Il y a 20 ans, le 26 avril 2001, M6 lançait Loft Story, la toute première émission de téléréalité en France, et battait des records d’audience. Comment la téléréalité a-t-elle évolué depuis ? C’est le choix franceinfo.

Article rédigé par franceinfo, Maureen Suignard
Radio France
Publié Mis à jour
Temps de lecture : 4 min
Kenza, Delphine, Loana, Julie et Laure, les cinq candidates de l'émission Loft Story au moment de rentrer dans la maison, en avril 2001 (GIOS / MAXPPP)

Il y a 20 ans, la télévision française connaissait une petite révolution, avec le lancement sur M6 de Loft Story, adapté de l'émission hollandaise Big Brother. "11 célibataires coupés du monde filmés dans un loft de 225 mètres carrés, 24h/24 par 26 caméras et 50 micros. Qui sera le couple idéal ? C’est vous qui décidez", rappelait chaque jour le générique de l'émission.

30% de part d’audience chaque soir pour M6

Pour la première fois, les Français se divertissent grâce à des inconnus à la télévision, confinés avant l’heure dans un studio installé sur un parking de la plaine-Saint-Denis en Île-de-France. Les stars de l'époque s'appellent Kenza, Laure, Jean-Édouard, Steevy ou encore Loana, une gogo danceuse de 23 ans. Ces personnes ont marqué toute une génération de Français, puisque 5 millions de téléspectateurs ont suivi le programme au moment de son lancement. M6, qui est alors une toute petite chaîne, écrase la concurrence au fur et à mesure, avec plus de 30% de part d'audience tous les soirs.

La foule attend les gagnants Loana et Christophe, après la finale de l'émission en juillet 2001 (FREDERIC DUGIT / MAXPPP)

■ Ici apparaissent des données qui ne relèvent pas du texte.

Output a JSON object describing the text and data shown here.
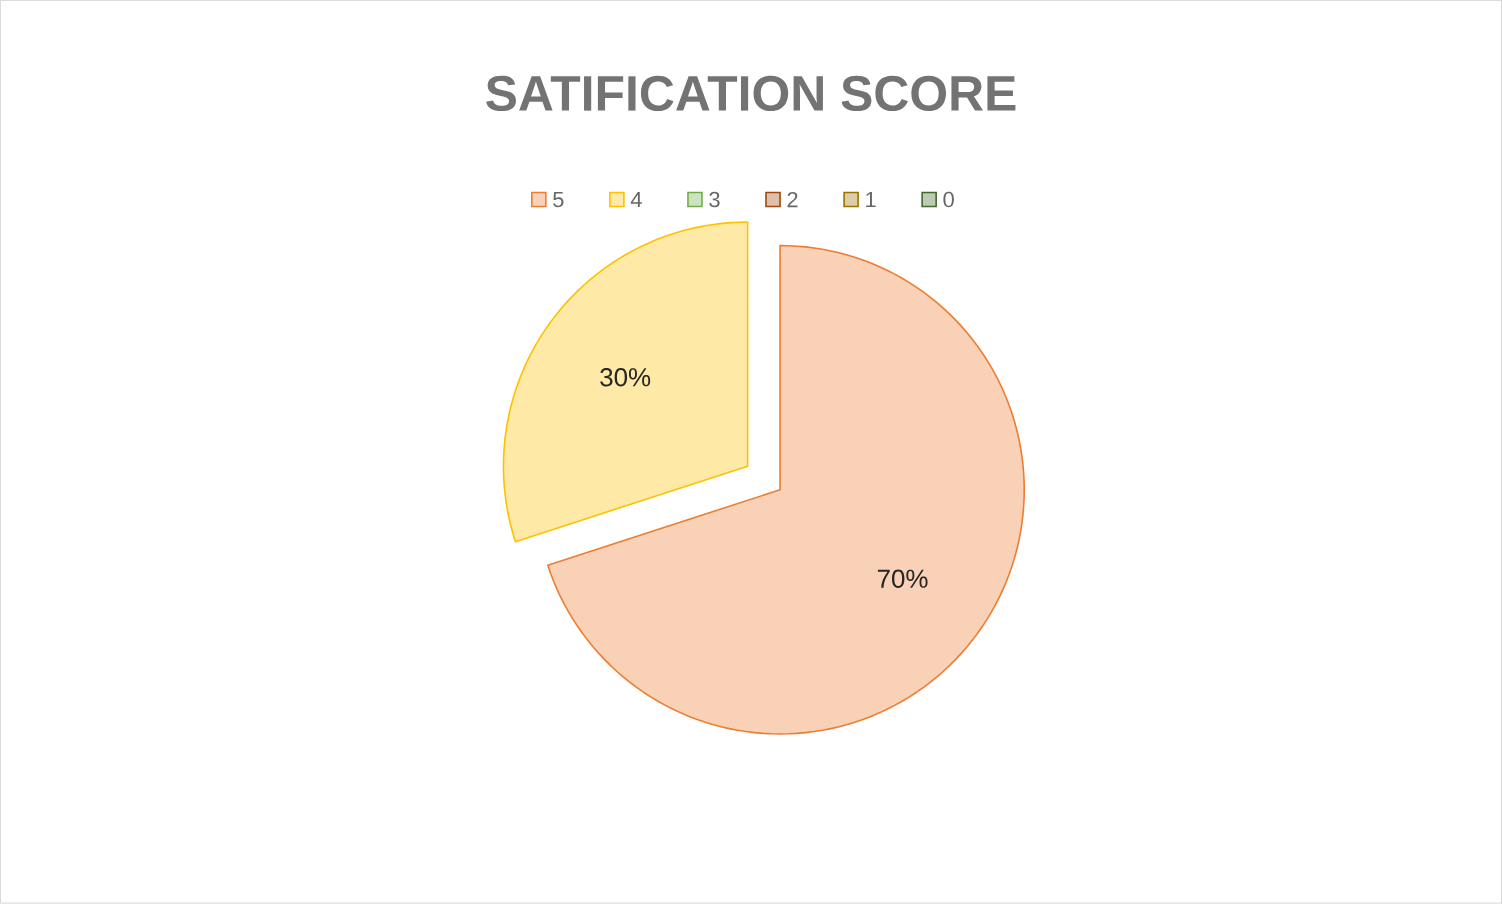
{
  "chart_data": {
    "type": "pie",
    "title": "SATIFICATION SCORE",
    "categories": [
      "5",
      "4",
      "3",
      "2",
      "1",
      "0"
    ],
    "values": [
      70,
      30,
      0,
      0,
      0,
      0
    ],
    "colors": [
      "#ed7d31",
      "#ffc000",
      "#70ad47",
      "#9e480e",
      "#997300",
      "#43682b"
    ],
    "value_labels": [
      "70%",
      "30%",
      null,
      null,
      null,
      null
    ],
    "legend": "top"
  }
}
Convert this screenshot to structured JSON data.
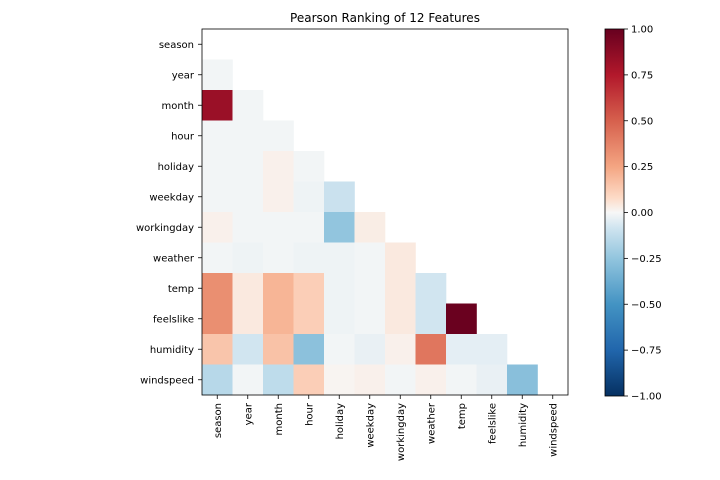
{
  "chart_data": {
    "type": "heatmap",
    "title": "Pearson Ranking of 12 Features",
    "features": [
      "season",
      "year",
      "month",
      "hour",
      "holiday",
      "weekday",
      "workingday",
      "weather",
      "temp",
      "feelslike",
      "humidity",
      "windspeed"
    ],
    "lower_triangle": [
      [
        0
      ],
      [
        -0.01,
        0
      ],
      [
        0.83,
        -0.01,
        0
      ],
      [
        -0.01,
        -0.01,
        -0.01,
        0
      ],
      [
        -0.01,
        -0.01,
        0.02,
        -0.01,
        0
      ],
      [
        -0.01,
        -0.01,
        0.02,
        -0.02,
        -0.1,
        0
      ],
      [
        0.02,
        -0.01,
        -0.01,
        -0.01,
        -0.25,
        0.03,
        0
      ],
      [
        -0.01,
        -0.02,
        -0.01,
        -0.02,
        -0.02,
        -0.01,
        0.04,
        0
      ],
      [
        0.33,
        0.04,
        0.2,
        0.12,
        -0.02,
        -0.01,
        0.04,
        -0.08,
        0
      ],
      [
        0.33,
        0.04,
        0.2,
        0.12,
        -0.02,
        -0.01,
        0.04,
        -0.08,
        0.99,
        0
      ],
      [
        0.15,
        -0.08,
        0.16,
        -0.27,
        -0.01,
        -0.03,
        0.02,
        0.42,
        -0.04,
        -0.04,
        0
      ],
      [
        -0.15,
        -0.01,
        -0.13,
        0.12,
        0.01,
        0.02,
        -0.01,
        0.02,
        -0.01,
        -0.03,
        -0.28,
        0
      ]
    ],
    "colorbar": {
      "min": -1.0,
      "max": 1.0,
      "ticks": [
        "1.00",
        "0.75",
        "0.50",
        "0.25",
        "0.00",
        "−0.25",
        "−0.50",
        "−0.75",
        "−1.00"
      ]
    },
    "colormap": "RdBu_r",
    "colors": {
      "neg_end": "#053061",
      "mid": "#f7f7f7",
      "pos_end": "#67001f"
    }
  }
}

L'émission réunit une génération de pré-ados et, 20 ans après, ils s'en souviennent. "J’avais la zapette dans la main. Dès que ma mère passait la tête, je changeais de chaîne, je faisais semblant de regarder Buffy contre les Vampires, se rappelle l’une des téléspectatrices. C’était un truc de ouf pour moi." Une autre se souvient surtout de l’épisode de "Loana et Jean-Édouard dans la piscine". Après la diffusion de cette scène, le Loft devient un véritable phénomène de société. L’émission a beau être jugée trash, voyeuriste et catégorisée comme de la "télé poubelle", tout le monde en parle. La finale de la première saison rassemble 7 millions de téléspectateurs, soit presque 50% de part d'audience.

Après le Loft , " la téléréalité est devenue un métier"

Le Loft n'est que le précurseur. Viennent ensuite Koh Lanta, la Star Academy, l'Île de la tentation, les Marseillais ou encore Les Anges de la téléréalité. Parfois la recette change un peu, les candidats ne sont pas enfermés. Mais le concept reste le même : celui d'anonymes filmés, puis parfois propulsés au rang de star.

Mais toutes les émissions de téléréalité qui ont suivi ne sont qu'une pâle copie du Loft, estime Steevy Boulay, candidat emblématique de la première saison aux cheveux blonds peroxydés. "Aujourd’hui peut-on vraiment parler de téléréalité ? Ils ont des scenarii, tout est écrit, organisé pour faire le plus de buzz possible. Ce n’est pas de la réalité, ce sont des séries", estime-t-il.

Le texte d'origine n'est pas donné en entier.